Diese Seite entstand im Wintersemester 2005/2006 im Laufe des Hauptseminars „Naturinspiriertes Rechnen“, das an der Abteilung für formale Konzepte der Fakultät für Informatik, Elektrotechnik und Informationstechnik der Universität Stuttgart durchgeführt wurde.
Die dazugehörige Ausarbeitung ist hier verfügbar: ameisen.pdf (Dateigröße: 589kByte)
Vortragsfolien zum Seminar: ameisen-folien.pdf (Dateigröße: 3.6MByte)
Inhalt
Vorbemerkungen
Bei hier herunterladbaren Software handelt es sich um eine in Java programmierte Machbarkeitsstudie, die nur dazu dienen soll, das Verhalten der Ameisen besser nachvollziehen zu können. Die Implementierung ist nicht auf hohe Effizienz ausgelegt und deshalb bei ziemlich langsam. Eine hocheffiziente Implementierung in C oder C++ ist mit Sicherheit um Größenordnungen schneller.
Fehler durch Fehlbedienung werden in der aktuellen Version noch nicht abgefangen.
Die Software
Die Software ist als Public Domain anzusehen. Die Verwendung und der Download der Software sind – außer den anfallenden Onlinekosten – demzufolge kostenlos.
Es wird keinerlei Garantie in Bezug auf die Software übernommen. Die Verwendung erfolgt auf eigene Gefahr. Durch das Herunterladen des Programms stimmen Sie dieser Vereinbarung implizit zu!
Download
- Kompilierte Version: aco.zip (Dateigröße: 73kByte)
- Die Quellen kommen, sobald diese ausreichend dokumentiert sind. :-)
Installation und Bedienung
Installation
Voraussetzung ist eine installierte Java-Laufzeitumgebung in Version 5 oder höher.
Damit die Skripte funktionieren, muss die Laufzeitumgebung muss im Pfad enthalten sein.
Bei Verwendung der vorkompilierten Version genügt es, das Archiv an beliebiger Stelle zu entpacken. Dabei ist darauf zu achten, die Verzeichnisstruktur des Archivs zu erhalten.
Programmstart
Gestartet wird das Programm über java de.jwertenauer.aco.ACO,
oder über die enthaltenen Dateien aco.bat, bzw.
aco.sh.
Bedienung
Die Bedienung sollte weitestgehend selbsterklärend sein. Bei Änderung der Parametereinstellungen müssen Sie in der Regel neu initialiseren.

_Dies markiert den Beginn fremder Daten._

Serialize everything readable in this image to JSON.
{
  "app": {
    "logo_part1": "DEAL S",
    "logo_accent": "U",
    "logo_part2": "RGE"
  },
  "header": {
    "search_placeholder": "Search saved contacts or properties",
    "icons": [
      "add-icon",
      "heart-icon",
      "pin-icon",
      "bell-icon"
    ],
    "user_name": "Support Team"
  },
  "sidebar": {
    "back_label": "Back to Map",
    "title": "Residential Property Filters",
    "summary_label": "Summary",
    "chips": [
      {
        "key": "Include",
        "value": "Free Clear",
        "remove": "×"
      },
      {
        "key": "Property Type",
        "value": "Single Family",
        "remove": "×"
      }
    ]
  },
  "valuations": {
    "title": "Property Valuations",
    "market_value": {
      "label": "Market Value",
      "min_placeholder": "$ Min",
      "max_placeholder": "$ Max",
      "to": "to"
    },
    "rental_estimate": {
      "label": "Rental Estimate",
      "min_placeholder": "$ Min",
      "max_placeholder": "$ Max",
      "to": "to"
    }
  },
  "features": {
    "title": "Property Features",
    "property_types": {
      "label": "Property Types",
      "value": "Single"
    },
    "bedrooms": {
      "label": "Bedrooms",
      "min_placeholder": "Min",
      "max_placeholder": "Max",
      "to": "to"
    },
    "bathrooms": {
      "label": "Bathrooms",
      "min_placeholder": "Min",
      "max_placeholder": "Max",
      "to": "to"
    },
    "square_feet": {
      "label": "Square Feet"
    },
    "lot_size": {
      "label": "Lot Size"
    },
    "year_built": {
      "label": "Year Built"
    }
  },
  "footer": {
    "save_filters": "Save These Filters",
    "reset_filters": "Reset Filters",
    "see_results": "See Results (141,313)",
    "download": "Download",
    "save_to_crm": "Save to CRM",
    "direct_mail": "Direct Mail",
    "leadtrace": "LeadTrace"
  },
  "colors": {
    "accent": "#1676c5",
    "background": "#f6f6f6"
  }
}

Der Parameter τ0 muss größer als Null sein!
Sie können entweder einen einzelnen Schritt ausführen, oder meherere Schritte direkt hintereinander. Wenn Sie mehrere Schritte direkt hintereinander ausführen lassen, wird normalerweise nur das Ergebnis nach Ausführung aller Schritte angezeigt. Haben Sie die Schaltfläche jedoch mit gedrückter Umschalt-Taste angeklickt, werden in der Resultatstabelle auch die Ergebnisse aller Zwischenschritte angezeigt.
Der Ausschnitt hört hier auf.